This will be an in-person talk for the CUNY Logic Workshop at the Graduate Center of the City University of New York on 11 March 2022.
Abstract. I shall introduce and consider the natural infinitary variations of Wordle, Absurdle, and Mastermind. Infinite Wordle extends the familiar finite game to infinite words and transfinite play—the code-breaker aims to discover a hidden codeword selected from a dictionary $\Delta\subseteq\Sigma^\omega$ of infinite words over a countable alphabet $\Sigma$ by making a sequence of successive guesswords, receiving feedback after each guess concerning its accuracy. For any dictionary using the usual 26-letter alphabet, for example, the code-breaker can win in at most 26 guesses, and more generally in $n$ guesses for alphabets of finite size $n$. Meanwhile, for some dictionaries on an infinite alphabet, infinite play is required, but the code-breaker can always win by stage $\omega$ on a countable alphabet, for any fixed dictionary. Infinite Mastermind, in contrast, is a subtler game than Wordle because only the number and not the position of correct bits is given. When duplication of colors is allowed, nevertheless, the code-breaker can still always win by stage $\omega$, but in the no-duplication variation, no countable number of guesses (even transfinite) is sufficient for the code-breaker to win. I therefore introduce the mastermind number, denoted $\frak{mm}$, defined to be the size of the smallest winning no-duplication Mastermind guessing set, a new cardinal characteristic of the continuum, which I prove is bounded below by the additivity number $\text{add}(\mathcal{M})$ of the meager ideal and bounded above by the covering number $\text{cov}(\mathcal{M})$. In particular, the precise value of the mastermind number is independent of ZFC and can consistently be strictly between $\aleph_1$ and the continuum $2^{\aleph_0}$. In simplified Mastermind, where the feedback given at each stage includes only the numbers of correct and incorrect bits (omitting information about rearrangements), then the corresponding simplified mastermind number is exactly the eventually different number $\frak{d}(\neq^*)$.
I am preparing an article on the topic, which will be available soon.
Are drop ins allowed to come to CUNY on 3/11 to hear this lecture? If so, what time and what address/room?
I shall find out and post back here. In the midst of Covid, there were access rules at CUNY, but I am unsure whether those are still in effect.
My wife and I were trying to figure out what the solution was to the (finite portion of the) infinite wordle that appears above.

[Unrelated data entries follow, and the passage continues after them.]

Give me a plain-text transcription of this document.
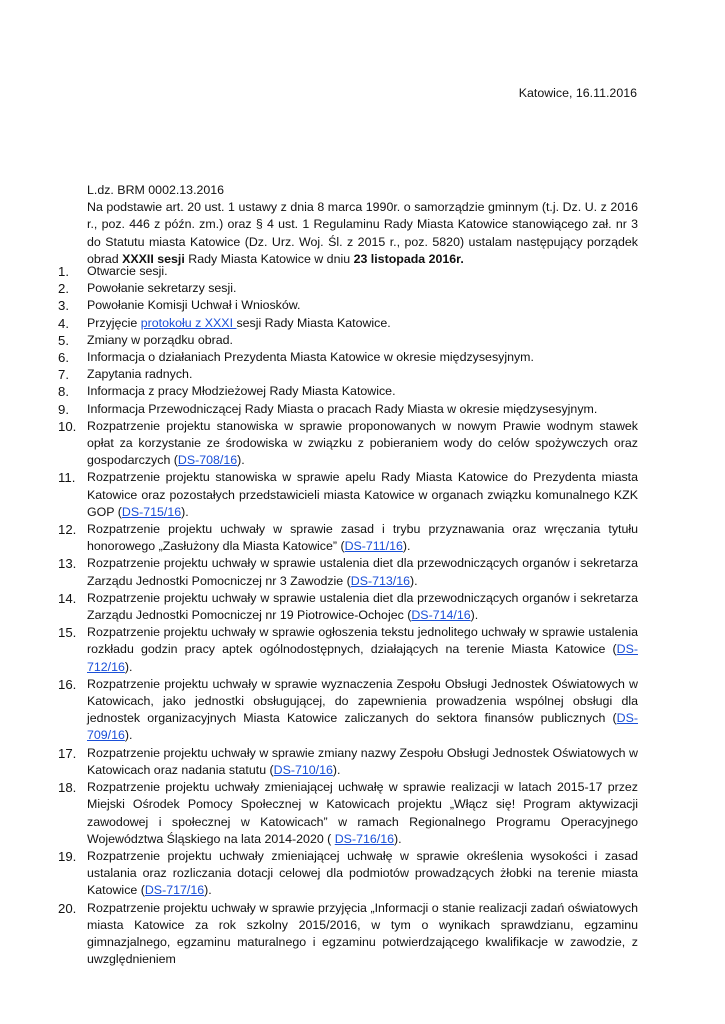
Katowice, 16.11.2016

L.dz. BRM 0002.13.2016

Na podstawie art. 20 ust. 1 ustawy z dnia 8 marca 1990r. o samorządzie gminnym (t.j. Dz. U. z 2016 r., poz. 446 z późn. zm.) oraz § 4 ust. 1 Regulaminu Rady Miasta Katowice stanowiącego zał. nr 3 do Statutu miasta Katowice (Dz. Urz. Woj. Śl. z 2015 r., poz. 5820) ustalam następujący porządek obrad XXXII sesji Rady Miasta Katowice w dniu 23 listopada 2016r.

1.	Otwarcie sesji.
2.	Powołanie sekretarzy sesji.
3.	Powołanie Komisji Uchwał i Wniosków.
4.	Przyjęcie protokołu z XXXI sesji Rady Miasta Katowice.
5.	Zmiany w porządku obrad.
6.	Informacja o działaniach Prezydenta Miasta Katowice w okresie międzysesyjnym.
7.	Zapytania radnych.
8.	Informacja z pracy Młodzieżowej Rady Miasta Katowice.
9.	Informacja Przewodniczącej Rady Miasta o pracach Rady Miasta w okresie międzysesyjnym.
10. Rozpatrzenie projektu stanowiska w sprawie proponowanych w nowym Prawie wodnym stawek opłat za korzystanie ze środowiska w związku z pobieraniem wody do celów spożywczych oraz gospodarczych (DS-708/16).
11. Rozpatrzenie projektu stanowiska w sprawie apelu Rady Miasta Katowice do Prezydenta miasta Katowice oraz pozostałych przedstawicieli miasta Katowice w organach związku komunalnego KZK GOP (DS-715/16).
12. Rozpatrzenie projektu uchwały w sprawie zasad i trybu przyznawania oraz wręczania tytułu honorowego „Zasłużony dla Miasta Katowice” (DS-711/16).
13. Rozpatrzenie projektu uchwały w sprawie ustalenia diet dla przewodniczących organów i sekretarza Zarządu Jednostki Pomocniczej nr 3 Zawodzie (DS-713/16).
14. Rozpatrzenie projektu uchwały w sprawie ustalenia diet dla przewodniczących organów i sekretarza Zarządu Jednostki Pomocniczej nr 19 Piotrowice-Ochojec (DS-714/16).
15. Rozpatrzenie projektu uchwały w sprawie ogłoszenia tekstu jednolitego uchwały w sprawie ustalenia rozkładu godzin pracy aptek ogólnodostępnych, działających na terenie Miasta Katowice (DS-712/16).
16. Rozpatrzenie projektu uchwały w sprawie wyznaczenia Zespołu Obsługi Jednostek Oświatowych w Katowicach, jako jednostki obsługującej, do zapewnienia prowadzenia wspólnej obsługi dla jednostek organizacyjnych Miasta Katowice zaliczanych do sektora finansów publicznych (DS-709/16).
17. Rozpatrzenie projektu uchwały w sprawie zmiany nazwy Zespołu Obsługi Jednostek Oświatowych w Katowicach oraz nadania statutu (DS-710/16).
18. Rozpatrzenie projektu uchwały zmieniającej uchwałę w sprawie realizacji w latach 2015-17 przez Miejski Ośrodek Pomocy Społecznej w Katowicach projektu „Włącz się! Program aktywizacji zawodowej i społecznej w Katowicach” w ramach Regionalnego Programu Operacyjnego Województwa Śląskiego na lata 2014-2020 ( DS-716/16).
19. Rozpatrzenie projektu uchwały zmieniającej uchwałę w sprawie określenia wysokości i zasad ustalania oraz rozliczania dotacji celowej dla podmiotów prowadzących żłobki na terenie miasta Katowice (DS-717/16).
20. Rozpatrzenie projektu uchwały w sprawie przyjęcia „Informacji o stanie realizacji zadań oświatowych miasta Katowice za rok szkolny 2015/2016, w tym o wynikach sprawdzianu, egzaminu gimnazjalnego, egzaminu maturalnego i egzaminu potwierdzającego kwalifikacje w zawodzie, z uwzględnieniem
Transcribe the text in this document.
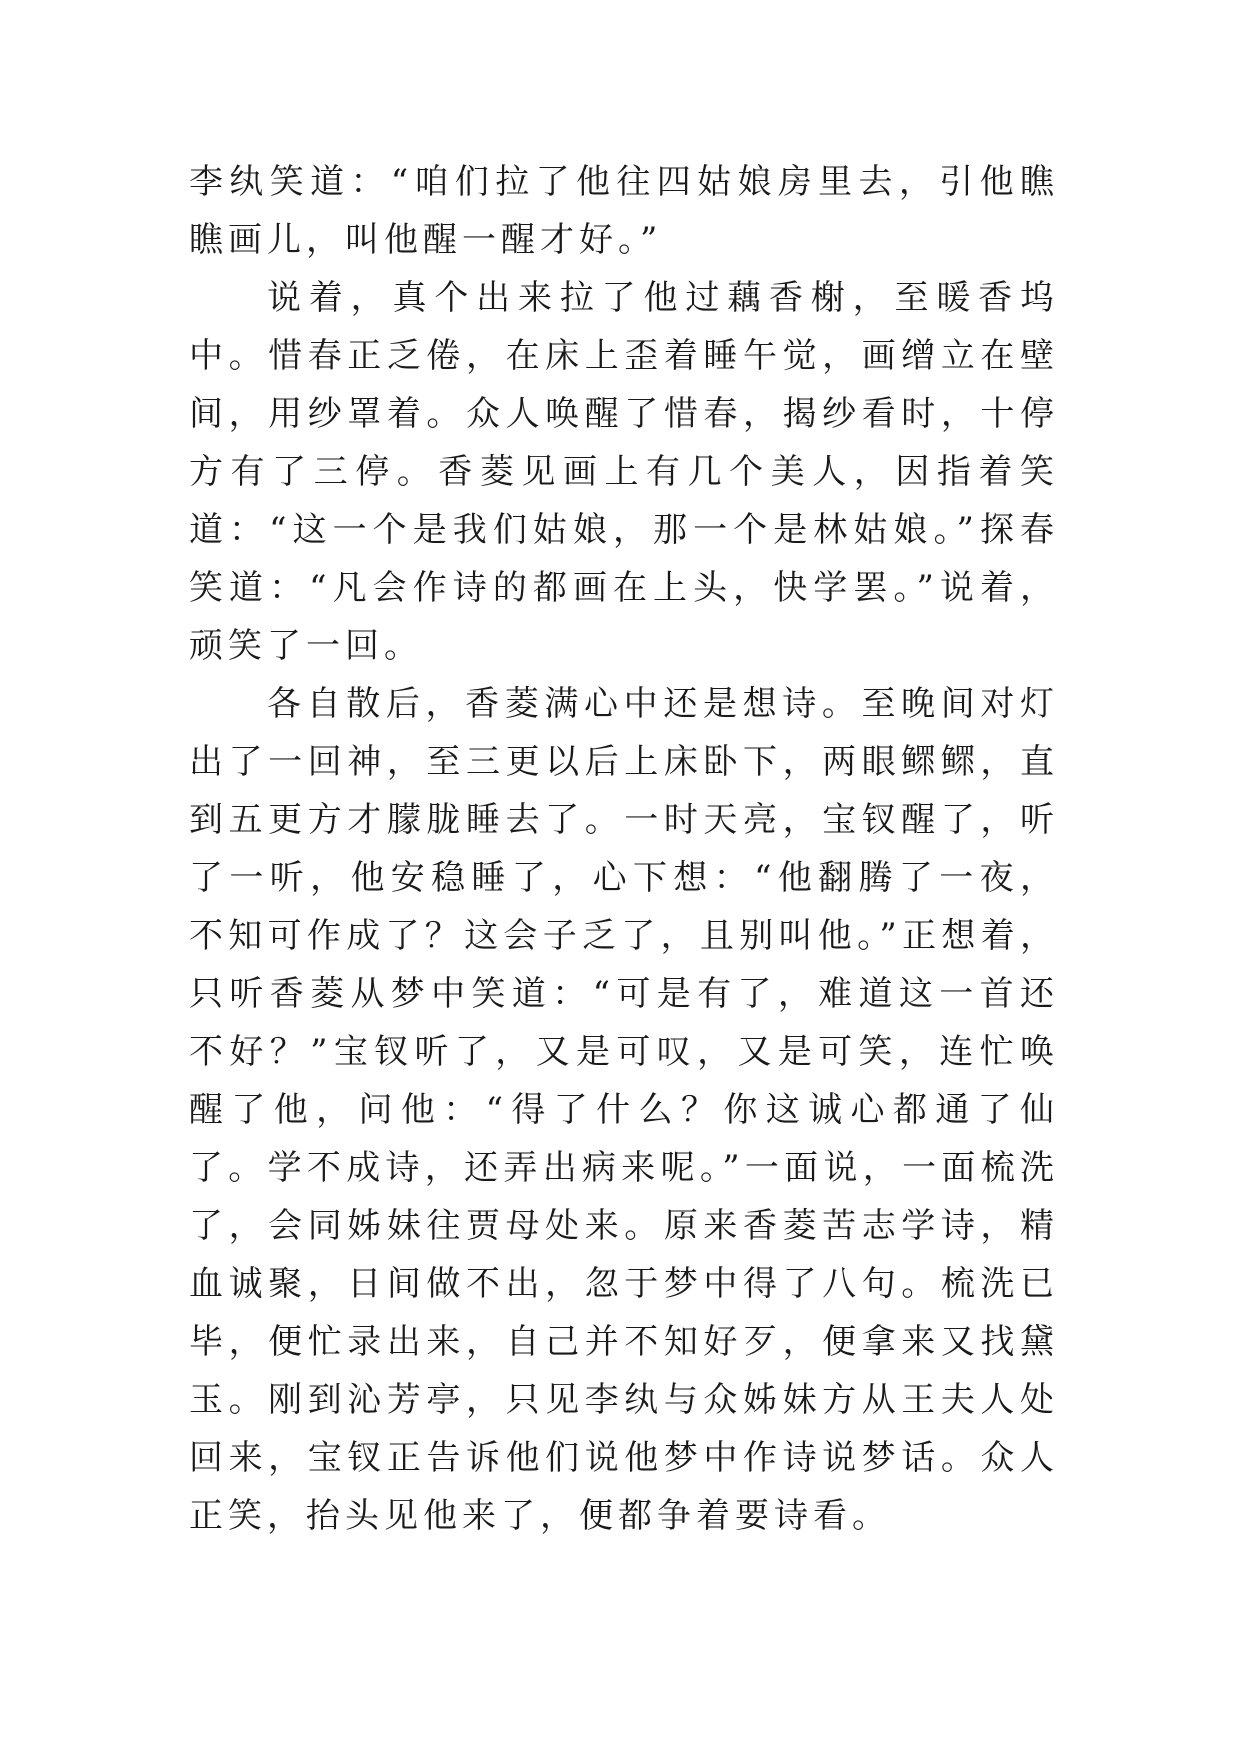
李纨笑道：“咱们拉了他往四姑娘房里去，引他瞧瞧画儿，叫他醒一醒才好。”

说着，真个出来拉了他过藕香榭，至暖香坞中。惜春正乏倦，在床上歪着睡午觉，画缯立在壁间，用纱罩着。众人唤醒了惜春，揭纱看时，十停方有了三停。香菱见画上有几个美人，因指着笑道：“这一个是我们姑娘，那一个是林姑娘。”探春笑道：“凡会作诗的都画在上头，快学罢。”说着，顽笑了一回。

各自散后，香菱满心中还是想诗。至晚间对灯出了一回神，至三更以后上床卧下，两眼鳏鳏，直到五更方才朦胧睡去了。一时天亮，宝钗醒了，听了一听，他安稳睡了，心下想：“他翻腾了一夜，不知可作成了？这会子乏了，且别叫他。”正想着，只听香菱从梦中笑道：“可是有了，难道这一首还不好？”宝钗听了，又是可叹，又是可笑，连忙唤醒了他，问他：“得了什么？你这诚心都通了仙了。学不成诗，还弄出病来呢。”一面说，一面梳洗了，会同姊妹往贾母处来。原来香菱苦志学诗，精血诚聚，日间做不出，忽于梦中得了八句。梳洗已毕，便忙录出来，自己并不知好歹，便拿来又找黛玉。刚到沁芳亭，只见李纨与众姊妹方从王夫人处回来，宝钗正告诉他们说他梦中作诗说梦话。众人正笑，抬头见他来了，便都争着要诗看。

That 3-letter word with a t in the middle is very perplexing, if there is supposed to be a sentence structure. I was thinking “eta” because of the “tao” Greek letter connection, but that’s ruled out.
Ah, perhaps I should have had a cleverer plan with that example. In the general case, the “dictionary” can be quite arbitrary, and that is all I had meant to suggest. Can you help me design a more enlightening example? I’m basically flexible as to word length, but it should be long, and it would be good to use supercalifragilistic and antidisestablishmentarianism or other well-known very long words, perhaps something German? I’d like the bottom row to be something clever, with the guesses making sense as the play proceeds, and pleasing color pattern, with gradually more greens.
I actually really liked your first four lines. I wouldn’t change those at all (except, of course, the coloring of some tiles, if you decide to change the solution). If you want to make the solution more mathematical, you could make it “one fish tao isnt eta fish…”. Alternatively, “one fish tao is a big fish in a mathematical pond…” (speaking of the Fields medalist).